Personal information
- Full name: William Morgan
- Born: 1862 Nantgarw, Glamorgan, Wales
- Died: 22 October 1914 (aged 51/52) Porthleven, Cornwall, England
- Batting: Unknown
- Bowling: Unknown

Domestic team information
- 1900–1901: Glamorgan

Career statistics
| Competition | First-class |
| Matches | 2 |
| Runs scored | 32 |
| Batting average | 10.66 |
| 100s/50s | –/– |
| Top score | 24 |
| Balls bowled | 59 |
| Wickets | 3 |
| Bowling average | 10.66 |
| 5 wickets in innings | – |
| 10 wickets in match | – |
| Best bowling | 2/21 |
| Catches/stumpings | 2/– |
- Source: Cricinfo, 29 September 2018

= William Morgan (cricketer, born 1862) =

Welsh cricketer

William Morgan (1862 – 22 October 1914) was a Welsh first-class cricketer.

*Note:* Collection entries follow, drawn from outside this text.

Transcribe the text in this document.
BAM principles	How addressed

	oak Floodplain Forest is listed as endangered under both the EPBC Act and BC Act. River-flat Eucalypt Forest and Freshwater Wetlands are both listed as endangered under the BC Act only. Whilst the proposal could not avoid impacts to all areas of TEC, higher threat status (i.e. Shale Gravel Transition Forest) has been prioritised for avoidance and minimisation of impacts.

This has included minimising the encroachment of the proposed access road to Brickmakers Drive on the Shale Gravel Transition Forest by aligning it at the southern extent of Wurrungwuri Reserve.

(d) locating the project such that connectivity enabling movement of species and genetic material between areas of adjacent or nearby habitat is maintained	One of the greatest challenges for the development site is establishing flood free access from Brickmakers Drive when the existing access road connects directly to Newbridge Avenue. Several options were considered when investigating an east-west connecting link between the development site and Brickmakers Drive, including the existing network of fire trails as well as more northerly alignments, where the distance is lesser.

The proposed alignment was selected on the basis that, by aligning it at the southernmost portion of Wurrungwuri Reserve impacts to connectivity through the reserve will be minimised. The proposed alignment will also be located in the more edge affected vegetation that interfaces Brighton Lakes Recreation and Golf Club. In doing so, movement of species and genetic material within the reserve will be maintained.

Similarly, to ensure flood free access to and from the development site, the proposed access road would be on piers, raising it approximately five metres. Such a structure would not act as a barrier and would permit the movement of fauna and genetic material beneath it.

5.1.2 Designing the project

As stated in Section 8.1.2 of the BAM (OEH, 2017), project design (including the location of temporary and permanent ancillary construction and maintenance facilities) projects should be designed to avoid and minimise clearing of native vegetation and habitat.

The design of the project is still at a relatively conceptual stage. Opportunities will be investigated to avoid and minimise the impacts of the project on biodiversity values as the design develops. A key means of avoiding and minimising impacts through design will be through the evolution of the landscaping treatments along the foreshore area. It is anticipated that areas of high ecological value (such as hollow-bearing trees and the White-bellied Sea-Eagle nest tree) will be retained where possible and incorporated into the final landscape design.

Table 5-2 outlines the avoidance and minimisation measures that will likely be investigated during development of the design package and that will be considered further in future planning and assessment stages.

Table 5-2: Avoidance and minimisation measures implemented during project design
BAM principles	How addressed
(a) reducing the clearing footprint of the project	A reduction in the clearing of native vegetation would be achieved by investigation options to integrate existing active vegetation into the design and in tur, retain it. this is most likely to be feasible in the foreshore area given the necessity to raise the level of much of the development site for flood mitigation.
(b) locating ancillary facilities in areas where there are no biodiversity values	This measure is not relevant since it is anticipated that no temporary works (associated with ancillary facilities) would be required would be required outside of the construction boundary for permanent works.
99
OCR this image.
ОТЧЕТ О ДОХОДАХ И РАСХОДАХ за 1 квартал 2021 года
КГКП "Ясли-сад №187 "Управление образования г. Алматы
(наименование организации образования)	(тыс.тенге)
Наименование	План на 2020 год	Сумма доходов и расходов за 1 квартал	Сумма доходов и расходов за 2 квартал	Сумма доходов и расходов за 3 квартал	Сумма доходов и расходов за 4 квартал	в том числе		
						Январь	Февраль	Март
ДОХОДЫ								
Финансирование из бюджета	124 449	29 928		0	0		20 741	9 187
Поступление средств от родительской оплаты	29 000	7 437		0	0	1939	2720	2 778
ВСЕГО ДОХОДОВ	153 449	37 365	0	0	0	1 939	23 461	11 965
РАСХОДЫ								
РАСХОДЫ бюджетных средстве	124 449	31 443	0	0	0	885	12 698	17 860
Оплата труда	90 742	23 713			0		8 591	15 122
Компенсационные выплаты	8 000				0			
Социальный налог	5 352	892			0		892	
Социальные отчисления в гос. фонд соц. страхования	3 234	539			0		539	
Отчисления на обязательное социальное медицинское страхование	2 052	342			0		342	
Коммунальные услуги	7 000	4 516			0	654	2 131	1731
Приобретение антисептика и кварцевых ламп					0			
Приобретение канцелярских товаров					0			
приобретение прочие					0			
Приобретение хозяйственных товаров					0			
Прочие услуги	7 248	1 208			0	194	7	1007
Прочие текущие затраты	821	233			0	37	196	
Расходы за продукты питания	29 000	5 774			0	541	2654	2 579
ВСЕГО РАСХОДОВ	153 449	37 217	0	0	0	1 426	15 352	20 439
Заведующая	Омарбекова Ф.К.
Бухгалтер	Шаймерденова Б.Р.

Born at Nantgarw near Cardiff in 1862, Morgan made two appearances in first-class cricket, both for the West of England. Both matches came against the East in the East v West fixtures, with the first played at Portsmouth in September 1892, and the second played at the same venue in 1894. He took three wickets across the two matches. He later played minor counties cricket for Glamorgan in 1901 and 1902, making seven appearances in the Minor Counties Championship. He died at Porthleven, Cornwall, in October 1914.